Following up on last week’s post, I’d like to conclude with a few more shows that flew under the radar in 2011:

“Katharina Grosse: One Floor Up More Highly” at Mass MoCA. Hated this show the first time I saw it and loved it on the second and third visits. Grosse teaches us, like many artists who work with installation, that an exhibit has to work on you before making a decision about whether or not you “like” it. Spray painting directly onto the walls as well as huge mounds of dirt and Styrofoam, this show had the effect of stepping into another world.

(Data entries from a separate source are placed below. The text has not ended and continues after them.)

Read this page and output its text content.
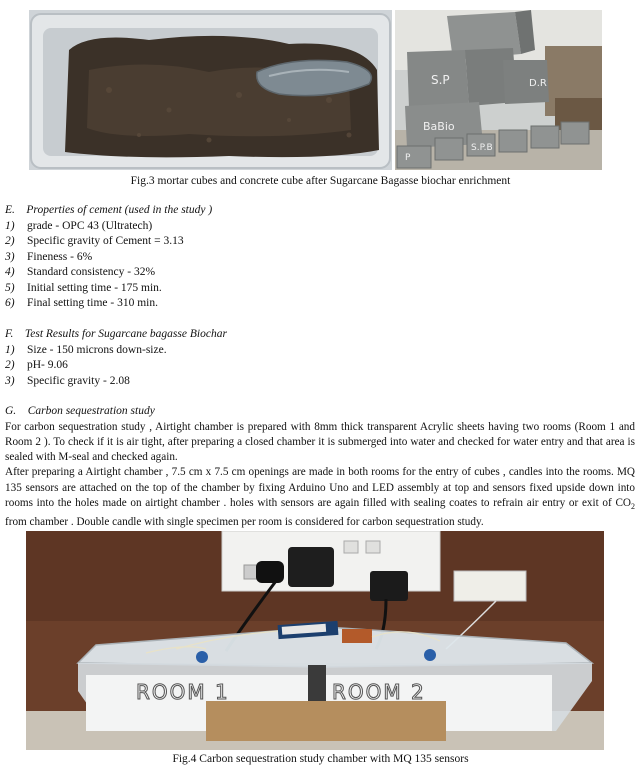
S.P	D.R
BaBio
S.P.B
P
Fig.3 mortar cubes and concrete cube after Sugarcane Bagasse biochar enrichment
E. Properties of cement (used in the study )
1) grade - OPC 43 (Ultratech)
2) Specific gravity of Cement = 3.13
3) Fineness - 6%
4) Standard consistency - 32%
5) Initial setting time - 175 min.
6) Final setting time - 310 min.
F. Test Results for Sugarcane bagasse Biochar
1) Size - 150 microns down-size.
2) pH- 9.06
3) Specific gravity - 2.08
G. Carbon sequestration study

For carbon sequestration study , Airtight chamber is prepared with 8mm thick transparent Acrylic sheets having two rooms (Room 1 and Room 2 ). To check if it is air tight, after preparing a closed chamber it is submerged into water and checked for water entry and that area is sealed with M-seal and checked again.

After preparing a Airtight chamber , 7.5 cm x 7.5 cm openings are made in both rooms for the entry of cubes , candles into the rooms. MQ 135 sensors are attached on the top of the chamber by fixing Arduino Uno and LED assembly at top and sensors fixed upside down into rooms into the holes made on airtight chamber . holes with sensors are again filled with sealing coates to refrain air entry or exit of $CO_2$ from chamber . Double candle with single specimen per room is considered for carbon sequestration study.

ROOM 1	ROOM 2
Fig.4 Carbon sequestration study chamber with MQ 135 sensors
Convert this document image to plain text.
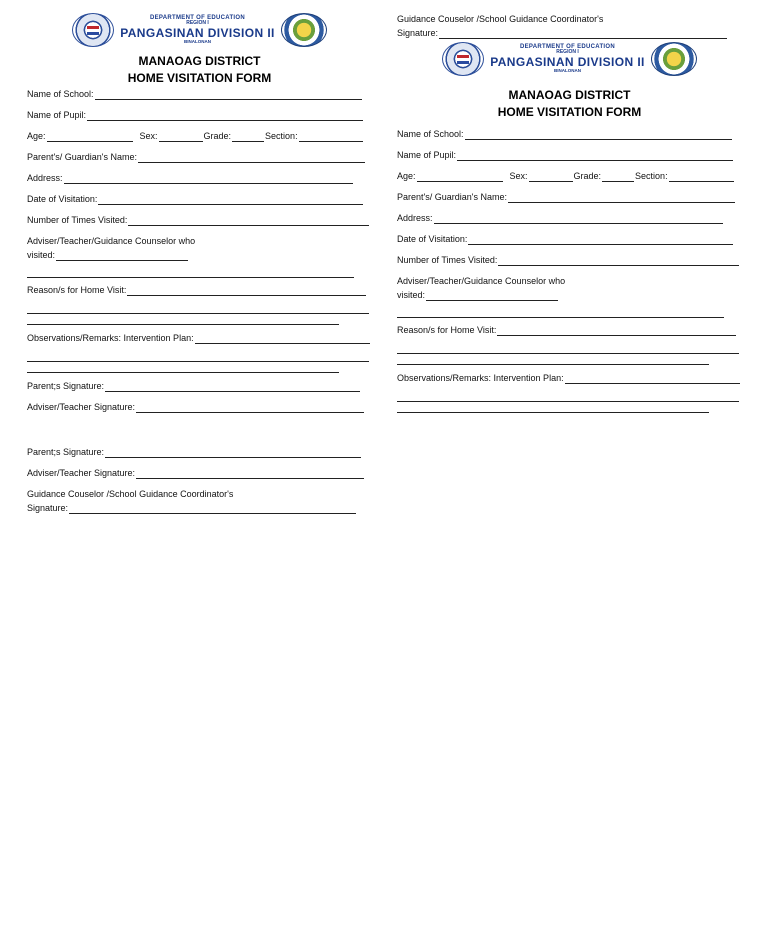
DEPARTMENT OF EDUCATION
REGION I
PANGASINAN DIVISION II
BINALONAN
MANAOAG DISTRICT
HOME VISITATION FORM
Name of School:
Name of Pupil:
Age:	Sex:	Grade:	Section:
Parent's/ Guardian's Name:
Address:
Date of Visitation:
Number of Times Visited:
Adviser/Teacher/Guidance Counselor who
visited:
Reason/s for Home Visit:
Observations/Remarks: Intervention Plan:
Parent;s Signature:
Adviser/Teacher Signature:
Parent;s Signature:
Adviser/Teacher Signature:
Guidance Couselor /School Guidance Coordinator's
Signature:
Guidance Couselor /School Guidance Coordinator's
Signature:
DEPARTMENT OF EDUCATION
REGION I
PANGASINAN DIVISION II
BINALONAN
MANAOAG DISTRICT
HOME VISITATION FORM
Name of School:
Name of Pupil:
Age:	Sex:	Grade:	Section:
Parent's/ Guardian's Name:
Address:
Date of Visitation:
Number of Times Visited:
Adviser/Teacher/Guidance Counselor who
visited:
Reason/s for Home Visit:
Observations/Remarks: Intervention Plan:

And while Grosse sees her work as neither representational or abstract, one couldn’t help associating some elements with massive piles of dried pigment or hyper-enlarged ice crystals. Another thing I really enjoyed was how the installation changed dramatically depending on where you stood in the gigantic space.

“Dana Schutz: If The Face Had Wheels” at the Neuberger Museum. As much as it kills me to admit it, especially after what I wrote about him last year, Jerry Saltz really said it best: “Given the continued imbalance in the system, for a woman to paint at all is still a political act; for her to do so in a vaguely gestural figurative style is almost insurrectionary. The show proves that like all outstanding artists, Schutz probably has an extra wrinkle in her frontal lobe.” Besides, how can anyone resist “Shaking, Cooking, Peeing” as a metaphor for…. everything?

“Richard Serra: Junction/Cycle” at Gagosian Gallery. Serra’s two new sculptures at Gagosian left me with the same reactions I had experiencing his work for the first time many years ago. While feeling a little seasick I simultaneously wanted to walk and weave through the spaces, encounter other visitors unexpectedly and run my hands along the orange-brown walls that tilted and loomed in many of the tight spaces. Getting these two pieces into Gagosian’s gallery must have been one hell of a trick and I wonder if anyone has it on time-lapse video? That would be something to share with students.

“Glenn Ligon: AMERICA” at the Whitney Museum of American Art. Stepping off the elevator and into Ligon’s silkscreened photograph, Hands, was a tremendous start to a show that was both gorgeous and provocative. In so many of the works, both  literally and figuratively, America stared us in the face and then turned away, leaving us with nothing but space to reflect on where we are in this place and time.

“Laurel Nakadate: Only the Lonely” at MoMA P.S. 1. What I enjoyed most about this show was how Nakadate experiments with meeting strangers and role playing in order to create films and photographs. It literally made me fear for her safety but also admire that ability to inject herself into very different situations in order to make the work.